Someone has made an unofficial flatpak Install Godot on Linux | Flathub

Sure, although I would rather have it come from a trusted source, and, since Ubuntu has chosen Snap as their alternative package manager, I also don’t want to make this an other app installation guide.

I’m a believer in use what you got until it doesn’t work for you. And I cringe every time a need to add a new package repository to apt. But I will do it if I need the app.

I had an office mate that would seeth through his teeth every time he heard about Snap problems, saying some strong words before talking about Flatpack as the answer.

I haven’t personally used flatpack, but doing a quick search it seemed like it is XDG compliant at least. Which @bexasaurus made me realize about what the .local folder is used for in a users home directory, and I plan to update the guide to go the manual XDG route.

Although going down this path may alienate some non-XDG desktops, and distros that use said desktops, I want to constrain the scope of this guide.
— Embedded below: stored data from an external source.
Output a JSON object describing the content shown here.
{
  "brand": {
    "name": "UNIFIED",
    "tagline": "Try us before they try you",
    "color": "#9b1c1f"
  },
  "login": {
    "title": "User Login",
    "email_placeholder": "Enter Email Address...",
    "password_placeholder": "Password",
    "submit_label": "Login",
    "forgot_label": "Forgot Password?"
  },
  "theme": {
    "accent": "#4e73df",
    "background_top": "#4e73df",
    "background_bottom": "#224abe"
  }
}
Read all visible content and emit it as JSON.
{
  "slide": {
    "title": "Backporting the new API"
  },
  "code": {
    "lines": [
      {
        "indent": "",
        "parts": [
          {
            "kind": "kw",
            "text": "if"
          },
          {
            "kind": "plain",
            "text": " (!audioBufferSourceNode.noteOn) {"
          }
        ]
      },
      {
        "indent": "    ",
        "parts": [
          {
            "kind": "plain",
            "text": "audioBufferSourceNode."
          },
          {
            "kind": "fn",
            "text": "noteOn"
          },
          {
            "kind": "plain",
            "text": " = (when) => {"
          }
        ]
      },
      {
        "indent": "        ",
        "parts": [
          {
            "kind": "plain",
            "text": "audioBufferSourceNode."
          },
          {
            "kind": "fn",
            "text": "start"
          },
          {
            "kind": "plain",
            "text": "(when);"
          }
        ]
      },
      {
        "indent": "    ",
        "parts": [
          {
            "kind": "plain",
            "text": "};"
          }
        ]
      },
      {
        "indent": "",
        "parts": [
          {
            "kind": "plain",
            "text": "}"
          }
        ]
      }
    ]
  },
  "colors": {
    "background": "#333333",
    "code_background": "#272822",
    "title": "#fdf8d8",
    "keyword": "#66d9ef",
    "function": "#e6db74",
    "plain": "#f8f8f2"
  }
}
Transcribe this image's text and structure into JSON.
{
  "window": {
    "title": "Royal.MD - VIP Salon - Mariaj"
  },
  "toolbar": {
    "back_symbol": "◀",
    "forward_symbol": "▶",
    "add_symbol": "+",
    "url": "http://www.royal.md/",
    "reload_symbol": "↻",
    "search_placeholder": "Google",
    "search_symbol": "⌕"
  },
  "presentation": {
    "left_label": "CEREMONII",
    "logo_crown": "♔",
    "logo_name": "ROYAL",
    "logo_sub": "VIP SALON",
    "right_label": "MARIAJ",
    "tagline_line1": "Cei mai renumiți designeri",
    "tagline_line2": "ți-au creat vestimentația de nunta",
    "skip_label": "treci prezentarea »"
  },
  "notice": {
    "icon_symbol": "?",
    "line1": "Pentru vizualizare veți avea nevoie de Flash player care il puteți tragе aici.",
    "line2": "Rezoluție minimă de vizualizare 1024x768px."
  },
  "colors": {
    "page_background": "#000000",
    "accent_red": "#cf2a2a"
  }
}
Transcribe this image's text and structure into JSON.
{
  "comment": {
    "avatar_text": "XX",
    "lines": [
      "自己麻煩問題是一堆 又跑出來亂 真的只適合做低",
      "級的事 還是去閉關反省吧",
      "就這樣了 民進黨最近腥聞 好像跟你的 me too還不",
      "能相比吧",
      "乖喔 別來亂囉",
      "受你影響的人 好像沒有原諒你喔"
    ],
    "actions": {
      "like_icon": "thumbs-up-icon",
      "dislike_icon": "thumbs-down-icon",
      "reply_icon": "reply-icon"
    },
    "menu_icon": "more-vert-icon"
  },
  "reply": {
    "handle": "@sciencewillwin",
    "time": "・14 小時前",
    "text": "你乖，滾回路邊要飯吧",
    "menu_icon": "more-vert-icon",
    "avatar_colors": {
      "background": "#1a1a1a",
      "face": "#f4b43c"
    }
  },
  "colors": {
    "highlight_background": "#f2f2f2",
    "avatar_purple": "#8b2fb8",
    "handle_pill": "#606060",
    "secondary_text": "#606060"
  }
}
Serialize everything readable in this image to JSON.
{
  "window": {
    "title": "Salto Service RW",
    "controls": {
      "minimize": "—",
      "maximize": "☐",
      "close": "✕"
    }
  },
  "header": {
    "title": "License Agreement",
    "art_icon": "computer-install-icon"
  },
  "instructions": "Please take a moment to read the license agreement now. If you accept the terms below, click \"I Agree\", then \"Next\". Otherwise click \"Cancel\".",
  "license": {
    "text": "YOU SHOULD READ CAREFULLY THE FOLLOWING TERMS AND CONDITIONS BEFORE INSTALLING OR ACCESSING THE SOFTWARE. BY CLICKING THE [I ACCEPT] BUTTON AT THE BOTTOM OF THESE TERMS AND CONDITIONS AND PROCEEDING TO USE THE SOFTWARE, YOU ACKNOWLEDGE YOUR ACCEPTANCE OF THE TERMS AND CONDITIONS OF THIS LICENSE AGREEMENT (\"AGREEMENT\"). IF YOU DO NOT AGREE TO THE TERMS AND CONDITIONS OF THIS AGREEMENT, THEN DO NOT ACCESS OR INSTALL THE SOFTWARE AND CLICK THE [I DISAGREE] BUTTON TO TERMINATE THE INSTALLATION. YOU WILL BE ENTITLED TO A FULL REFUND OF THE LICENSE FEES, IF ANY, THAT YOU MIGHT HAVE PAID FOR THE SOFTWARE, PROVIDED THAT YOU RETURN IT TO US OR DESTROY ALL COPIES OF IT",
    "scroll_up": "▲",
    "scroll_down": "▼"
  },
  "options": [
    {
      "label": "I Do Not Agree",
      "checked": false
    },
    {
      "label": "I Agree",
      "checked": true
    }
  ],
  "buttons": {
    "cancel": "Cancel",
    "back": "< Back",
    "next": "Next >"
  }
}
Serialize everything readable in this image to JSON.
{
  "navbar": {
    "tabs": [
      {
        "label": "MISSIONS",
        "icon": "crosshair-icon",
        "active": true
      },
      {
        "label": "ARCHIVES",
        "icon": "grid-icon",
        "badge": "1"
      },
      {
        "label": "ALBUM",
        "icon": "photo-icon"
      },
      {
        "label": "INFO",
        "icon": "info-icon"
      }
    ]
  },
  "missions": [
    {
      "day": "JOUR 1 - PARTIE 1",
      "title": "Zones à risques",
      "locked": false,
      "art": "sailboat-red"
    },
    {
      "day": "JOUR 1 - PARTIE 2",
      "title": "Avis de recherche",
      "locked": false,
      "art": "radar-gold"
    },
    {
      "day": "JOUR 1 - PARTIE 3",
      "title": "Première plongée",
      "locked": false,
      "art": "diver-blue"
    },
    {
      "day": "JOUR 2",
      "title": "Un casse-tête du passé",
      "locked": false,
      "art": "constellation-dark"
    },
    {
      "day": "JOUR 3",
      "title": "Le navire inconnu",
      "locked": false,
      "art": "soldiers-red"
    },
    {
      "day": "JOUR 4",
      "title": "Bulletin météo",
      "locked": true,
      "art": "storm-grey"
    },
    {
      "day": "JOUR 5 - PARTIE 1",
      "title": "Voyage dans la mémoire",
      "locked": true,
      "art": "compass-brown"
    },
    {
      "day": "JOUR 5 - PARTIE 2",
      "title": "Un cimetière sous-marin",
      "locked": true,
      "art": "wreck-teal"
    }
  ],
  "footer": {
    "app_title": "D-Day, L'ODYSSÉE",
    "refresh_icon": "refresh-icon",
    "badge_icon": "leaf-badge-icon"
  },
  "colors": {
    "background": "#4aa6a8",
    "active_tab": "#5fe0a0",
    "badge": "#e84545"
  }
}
@bexasaurus, the prospect of maintaining a package seems interesting, but I don’t want the commitment :smile:

If you use discord, every time it needs an update the app will download a deb for you and a quick dpkg command later it’s installed, that is what I would prefer at the least. And I think the Godot build system could be updated to create the major distro package archives for Debian and what ever the red hat one is, for cheap? … That is something I would be more interested in working towards personally.

Thanks for pointing that out regardless!

I’m with your colleague; down with snaps, all hail flatpak and appimage!

If I were the godot devs I’d stay well away from providing distro packages. Too much fragmentation and maintenance burden, let them focus on making a great game engine and let the community package it. Arch for example has a godot package in the main repo.

The other option is installing godot via steam.